Open garyzhubc opened 3 years ago
Problem I have a similar problem to OP using the seqminer build from CRAN on Windows where seqminer misses SNPs from large VCF files, I'm not sure if the cause is the same.
Observed I'm importing ranges from vcf files (see range below) using readVCFToListByRange. It works fine on smaller vcf files (300 MB), but for the larger VCF files (9 GB and 35 GB) it only finds the first couple of SNPs, while I find more using bcftools query. Seqminer does not raise an error or warning. I wondered if readVCFToListByRange stops reading after a certain amount of data, or if there were errors in the larger vcf files. After concatenating the good vcf-file with itself a couple of times (using bcftools merge --force-samples), everything kept working fine until and including a filesize of 2.0 GB, but in the 2.4 GB file it only found the first 43 of the 49 SNPs present in the file.
Since the issue seems to occur from a filesize of approx. 2 GB, I'm wondering if there is some 32-bit component that limits memory. Does readVCFToListByRange try to read the entire file into memory before before filtering by range?
Expected I would expect readVCFToListByRange to read larger vcffiles if the memory can accommodate the resulting filtered dataset. If it is unable to, I would expect it to raise a warning.

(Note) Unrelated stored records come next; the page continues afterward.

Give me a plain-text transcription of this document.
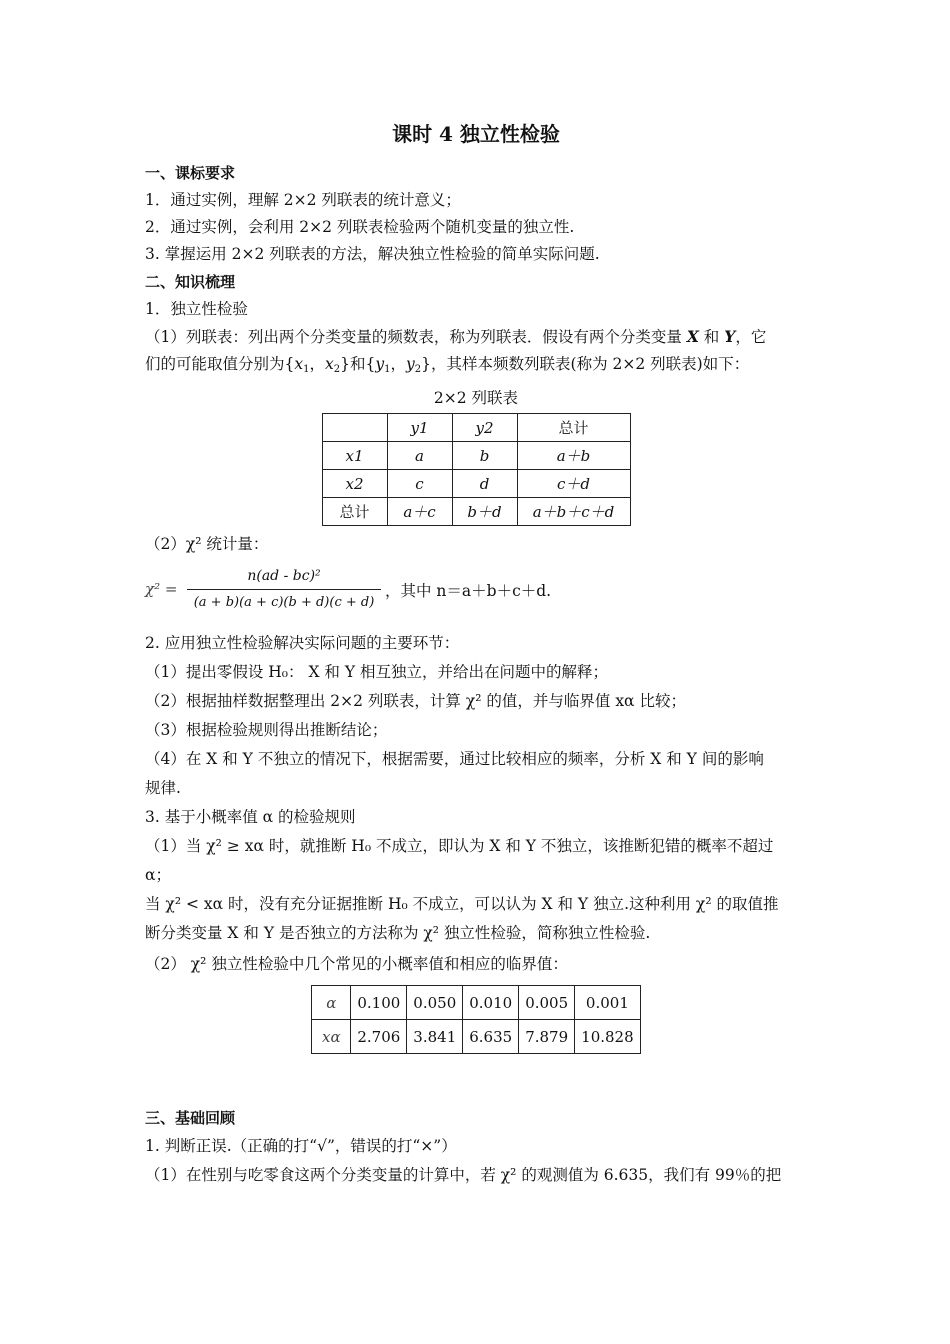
课时 4 独立性检验
一、课标要求
1．通过实例，理解 2×2 列联表的统计意义；
2．通过实例，会利用 2×2 列联表检验两个随机变量的独立性.
3. 掌握运用 2×2 列联表的方法，解决独立性检验的简单实际问题.
二、知识梳理
1．独立性检验
（1）列联表：列出两个分类变量的频数表，称为列联表．假设有两个分类变量 X 和 Y，它
们的可能取值分别为{$x_1$，$x_2$}和{$y_1$，$y_2$}，其样本频数列联表(称为 2×2 列联表)如下：
2×2 列联表
	y1	y2	总计
x1	a	b	a＋b
x2	c	d	c＋d
总计	a＋c	b＋d	a＋b＋c＋d
（2）χ² 统计量：
χ² =
n(ad - bc)²
(a + b)(a + c)(b + d)(c + d)
，其中 n＝a＋b＋c＋d.
2. 应用独立性检验解决实际问题的主要环节：
（1）提出零假设 H₀： X 和 Y 相互独立，并给出在问题中的解释；
（2）根据抽样数据整理出 2×2 列联表，计算 χ² 的值，并与临界值 xα 比较；
（3）根据检验规则得出推断结论；
（4）在 X 和 Y 不独立的情况下，根据需要，通过比较相应的频率，分析 X 和 Y 间的影响
规律.
3. 基于小概率值 α 的检验规则
（1）当 χ² ≥ xα 时，就推断 H₀ 不成立，即认为 X 和 Y 不独立，该推断犯错的概率不超过
α；
当 χ² < xα 时，没有充分证据推断 H₀ 不成立，可以认为 X 和 Y 独立.这种利用 χ² 的取值推
断分类变量 X 和 Y 是否独立的方法称为 χ² 独立性检验，简称独立性检验.
（2） χ² 独立性检验中几个常见的小概率值和相应的临界值：
α	0.100	0.050	0.010	0.005	0.001
xα	2.706	3.841	6.635	7.879	10.828
三、基础回顾
1. 判断正误.（正确的打“√”，错误的打“×”）
（1）在性别与吃零食这两个分类变量的计算中，若 χ² 的观测值为 6.635，我们有 99％的把
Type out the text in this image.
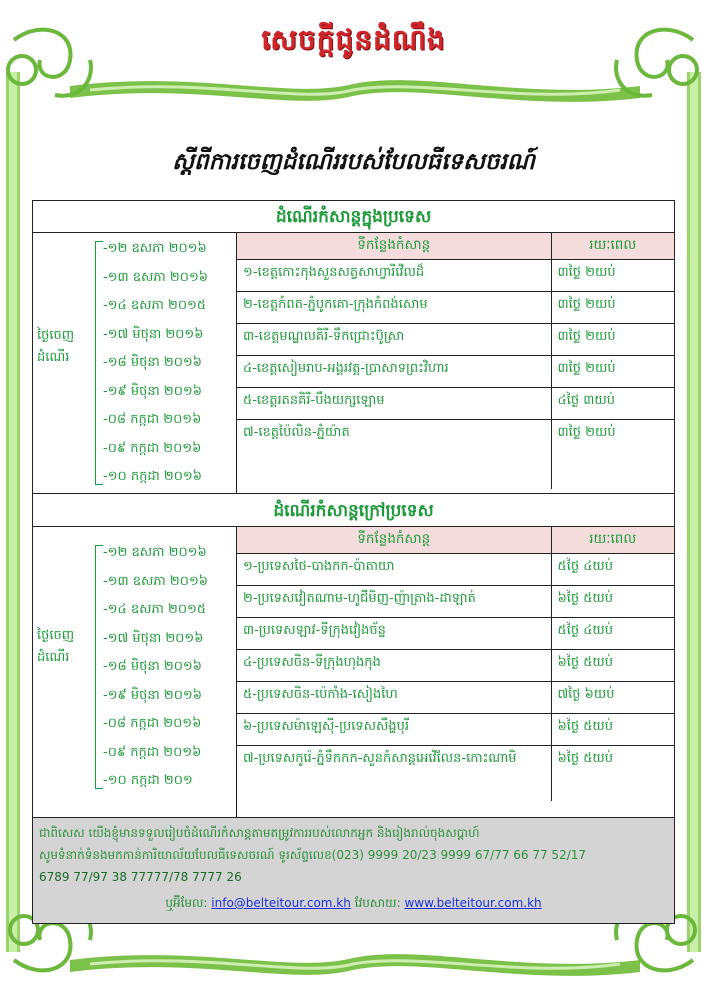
សេចក្តីជូនដំណឹង
ស្តីពីការចេញដំណើររបស់បែលធីទេសចរណ៍
ដំណើរកំសាន្តក្នុងប្រទេស
ថ្ងៃចេញ
ដំណើរ
-១២ ឧសភា ២០១៦
-១៣ ឧសភា ២០១៦
-១៤ ឧសភា ២០១៥
-១៧ មិថុនា ២០១៦
-១៨ មិថុនា ២០១៦
-១៩ មិថុនា ២០១៦
-០៨ កក្កដា ២០១៦
-០៩ កក្កដា ២០១៦
-១០ កក្កដា ២០១៦
ទីកន្លែងកំសាន្ត	រយៈពេល
១-ខេត្តកោះកុងសួនសត្វសាហ្វារីវើលដ៏	៣ថ្ងៃ ២យប់
២-ខេត្តកំពត-ភ្នំបូកគោ-ក្រុងកំពង់សោម	៣ថ្ងៃ ២យប់
៣-ខេត្តមណ្ឌលគិរី-ទឹកជ្រោះប៊ូស្រា	៣ថ្ងៃ ២យប់
៤-ខេត្តសៀមរាប-អង្គរវត្ត-ប្រាសាទព្រះវិហារ	៣ថ្ងៃ ២យប់
៥-ខេត្តរតនគិរី-បឹងយក្សឡោម	៤ថ្ងៃ ៣យប់
៧-ខេត្តប៉ៃលិន-ភ្នំយ៉ាត	៣ថ្ងៃ ២យប់
ដំណើរកំសាន្តក្រៅប្រទេស
ថ្ងៃចេញ
ដំណើរ
-១២ ឧសភា ២០១៦
-១៣ ឧសភា ២០១៦
-១៤ ឧសភា ២០១៥
-១៧ មិថុនា ២០១៦
-១៨ មិថុនា ២០១៦
-១៩ មិថុនា ២០១៦
-០៨ កក្កដា ២០១៦
-០៩ កក្កដា ២០១៦
-១០ កក្កដា ២០១
ទីកន្លែងកំសាន្ត	រយៈពេល
១-ប្រទេសថៃ-បាងកក-ប៉ាតាយា	៥ថ្ងៃ ៤យប់
២-ប្រទេសវៀតណាម-ហូជីមិញ-ញ៉ាត្រាង-ដាឡាត់	៦ថ្ងៃ ៥យប់
៣-ប្រទេសឡាវ-ទីក្រុងវៀងច័ន្ទ	៥ថ្ងៃ ៤យប់
៤-ប្រទេសចិន-ទីក្រុងហុងកុង	៦ថ្ងៃ ៥យប់
៥-ប្រទេសចិន-ប៉េកាំង-សៀងហៃ	៧ថ្ងៃ ៦យប់
៦-ប្រទេសម៉ាឡេស៊ី-ប្រទេសសឹង្ហបុរី	៦ថ្ងៃ ៥យប់
៧-ប្រទេសកូរ៉េ-ភ្នំទឹកកក-សួនកំសាន្តអេវើលែន-កោះណាមិ	៦ថ្ងៃ ៥យប់
ជាពិសេស យើងខ្ញុំមានទទួលរៀបចំដំណើរកំសាន្តតាមតម្រូវការរបស់លោកអ្នក និងរៀងរាល់ចុងសប្តាហ៍
សូមទំនាក់ទំនងមកកាន់ការិយាល័យបែលធីទេសចរណ៍ ទូរស័ព្ទលេខ(023) 9999 20/23 9999 67/77 66 77 52/17
6789 77/97 38 77777/78 7777 26
ឬអ៊ីមែល: info@belteitour.com.kh វែបសាយ: www.belteitour.com.kh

Appendix Range: "chr1:196704632-196704632,chr1:196657064-196657064,chr1:196716375-196716375,chr1:196613173-196613173,chr1:196380158-196380158,chr1:196815450-196815450,chr1:196706642-196706642,chr1:196958651-196958651,chr2:228086920-228086920,chr3:64715155-64715155,chr3:99180668-99180668,chr3:99419853-99419853,chr4:110659067-110659067,chr4:110685820-110685820,chr5:39327888-39327888,chr5:35494448-35494448,chr6:31930462-31930462,chr6:31946792-31946792,chr6:32155581-32155581,chr6:31947027-31947027,chr6:43826627-43826627,chr7:104756326-104756326,chr7:99991548-99991548,chr8:23082971-23082971,chr9:76617720-76617720,chr9:73438605-73438605,chr9:101923372-101923372,chr9:107661742-107661742,chr10:24999593-24999593,chr10:124215565-124215565,chr12:56115778-56115778,chr12:112132610-112132610,chr13:31821240-31821240,chr14:68769199-68769199,chr14:68986999-68986999,chr15:58680954-58680954,chr15:58723939-58723939,chr16:56997349-56997349,chr16:56994528-56994528,chr16:75234872-75234872,chr17:26649724-26649724,chr17:79526821-79526821,chr19:6718387-6718387,chr19:6718146-6718146,chr19:5835677-5835677,chr19:1031438-1031438,chr19:45411941-45411941,chr19:45748362-45748362,chr20:44614991-44614991,chr20:56653724-56653724,chr22:33105817-33105817,chr22:38476276-38476276"
I made a comparison between the PLINK2 glm result from the some range versus reading the dosage matrix with seqminer. The result from seqminer is missing some SNPs that appeared in the PLINK result from the same range.
PLINK
Prune the .bgen file with PLINK and do glm.
Inspect PLINK glm result and see which positions are used.
seqminer
Load the .bgen file as a dosage matrix with seqminer and inspect the data size. 5766 is way smaller than 11984. So about half the SNPs are missed by seqminer.